Juan Carlos Alliano,
UN IMPRESCINDIBLE

Suele decirse que nadie es imprescindible en esta vida.
Pero nuestro amigo Juan Carlos lo era. Siempre
serio y reservado, pero también afectuoso y con la
generosidad a flor de piel.

Fue parte esencial de nuestro grupo médico al que pertenecía
casi desde su creación, y factótum principalísimo de la Encuesta
ADEMP que, año a año, genera valiosa información
estadística de utilización y costos en salud en el ámbito de la
Medicina Privada.

Las entidades de ADEMP que anualmente aportan sus datos
para la conformación de la Encuesta conocen de su complejidad
y de lo arduo que resulta el proceso en su totalidad.

Era precisamente Juan Carlos quien, con un empeño y una
dedicación poco comunes, invertía muchas horas por fuera
de sus obligaciones laborales, para procesar y analizar la información, que
finalmente conformaba la Encuesta ADEMP. Un producto final valorado
y reconocido por organismos públicos y privados como casi único por el nivel
y detalle de la información que contenía.

Por todo ello será difícil igualar la pasión que ponía Juan Carlos en su tarea,
tanto en ADEMP como en las empresas de salud en las que trabajó por más
de 40 años.

A lo largo de este duro 2020 en nuestras reuniones virtuales de los jueves,
todos esperábamos con ansiedad el informe semanal sobre la evolución de
la pandemia que nuestro compañero con su detalle y prolijidad habituales
nos brindaba.
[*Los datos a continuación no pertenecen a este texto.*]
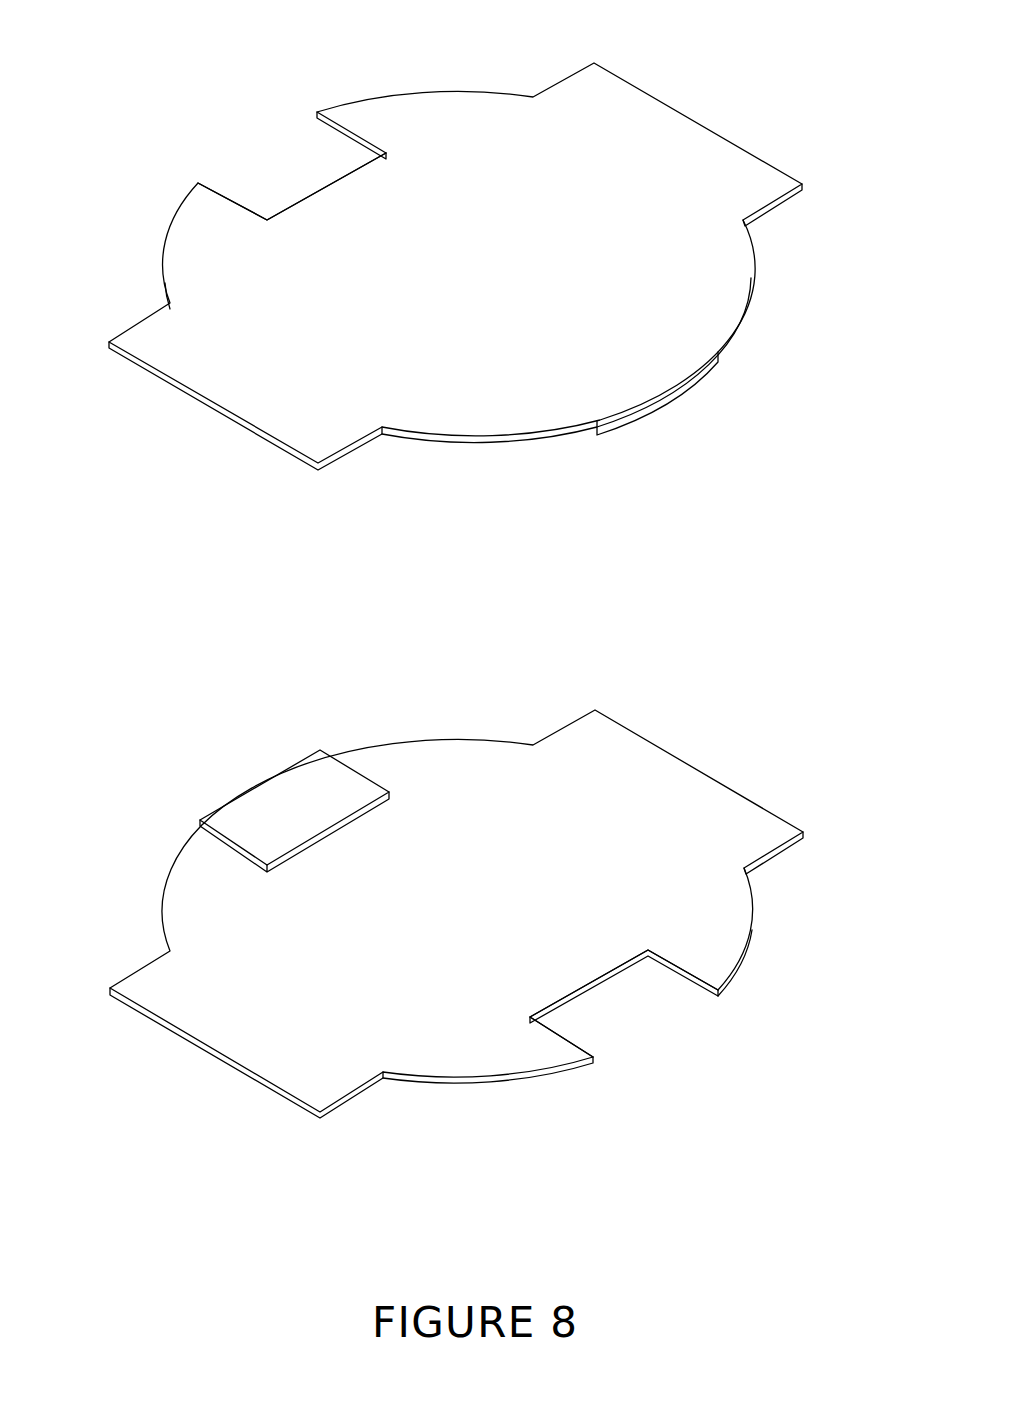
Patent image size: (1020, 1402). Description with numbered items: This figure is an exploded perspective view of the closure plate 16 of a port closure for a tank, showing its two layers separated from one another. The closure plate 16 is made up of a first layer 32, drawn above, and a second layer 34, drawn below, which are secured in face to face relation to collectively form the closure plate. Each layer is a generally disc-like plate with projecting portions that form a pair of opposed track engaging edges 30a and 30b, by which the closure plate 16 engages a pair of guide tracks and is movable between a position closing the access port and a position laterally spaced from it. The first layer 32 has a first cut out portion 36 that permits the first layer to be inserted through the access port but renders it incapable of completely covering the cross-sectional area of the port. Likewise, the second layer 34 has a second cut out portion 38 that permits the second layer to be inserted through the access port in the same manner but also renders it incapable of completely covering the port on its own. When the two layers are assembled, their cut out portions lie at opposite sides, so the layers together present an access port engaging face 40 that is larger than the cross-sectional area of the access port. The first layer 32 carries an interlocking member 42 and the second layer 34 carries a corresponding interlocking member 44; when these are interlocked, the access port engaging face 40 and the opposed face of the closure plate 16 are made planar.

The closure plate 16 is at (454, 248).
The track engaging edge 30a is at (695, 793).
The track engaging edge 30b is at (217, 1013).
The first layer 32 is at (750, 298).
The second layer 34 is at (748, 950).
The first cut out portion 36 is at (272, 163).
The second cut out portion 38 is at (658, 1025).
The access port engaging face 40 is at (560, 203).
The interlocking member 42 is at (660, 402).
The interlocking member 44 is at (277, 800).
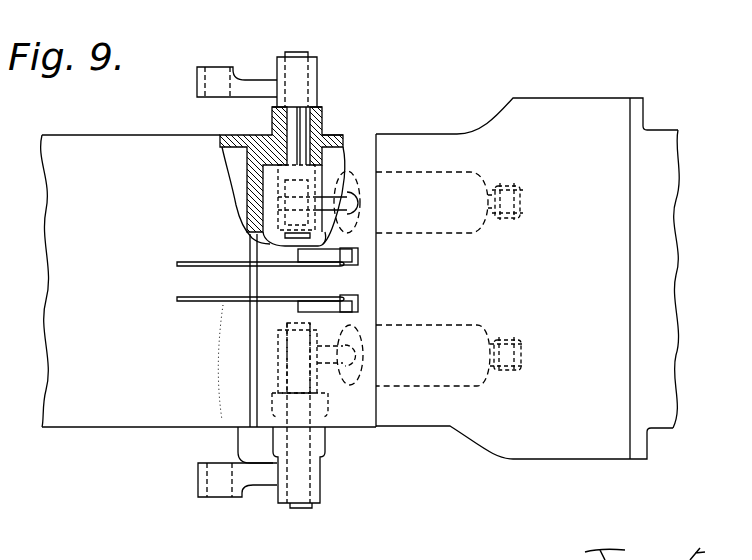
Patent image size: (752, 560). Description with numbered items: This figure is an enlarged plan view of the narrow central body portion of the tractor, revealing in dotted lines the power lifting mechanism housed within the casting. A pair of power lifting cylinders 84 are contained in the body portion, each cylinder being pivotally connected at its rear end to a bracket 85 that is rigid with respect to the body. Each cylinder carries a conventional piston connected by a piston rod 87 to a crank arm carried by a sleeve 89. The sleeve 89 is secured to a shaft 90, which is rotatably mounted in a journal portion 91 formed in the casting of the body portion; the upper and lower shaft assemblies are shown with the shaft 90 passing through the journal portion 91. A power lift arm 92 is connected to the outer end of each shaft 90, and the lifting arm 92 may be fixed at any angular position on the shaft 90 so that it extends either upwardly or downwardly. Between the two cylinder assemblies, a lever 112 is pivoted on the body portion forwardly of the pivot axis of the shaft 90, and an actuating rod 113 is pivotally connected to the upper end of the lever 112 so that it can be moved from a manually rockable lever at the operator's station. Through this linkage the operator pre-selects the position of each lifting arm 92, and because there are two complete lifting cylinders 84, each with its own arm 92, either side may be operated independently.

The power lifting cylinder 84 is at (413, 180).
The bracket 85 is at (518, 187).
The piston rod 87 is at (337, 147).
The sleeve 89 is at (282, 187).
The shaft 90 is at (297, 52).
The journal portion 91 is at (322, 108).
The power lift arm 92 is at (250, 80).
The lever 112 is at (362, 300).
The actuating rod 113 is at (180, 292).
Generosamente y sin que nadie se lo hubiera encomendado,
por pura pasión por el conocimiento.

Pero además de la informática médica y la gestión sanitaria, Juan Carlos era
un gran apasionado de su familia, de sus amados nietos, de los viajes a
lugares tan ignotos como bellos, y de algo tan puro como amasar el pan. Y
siempre compartirlo.

Por todo eso y por el vacío que deja su repentina desaparición, nuestro
amigo, colega y compañero Juan Carlos Alliano fue y será siempre un imprescindible.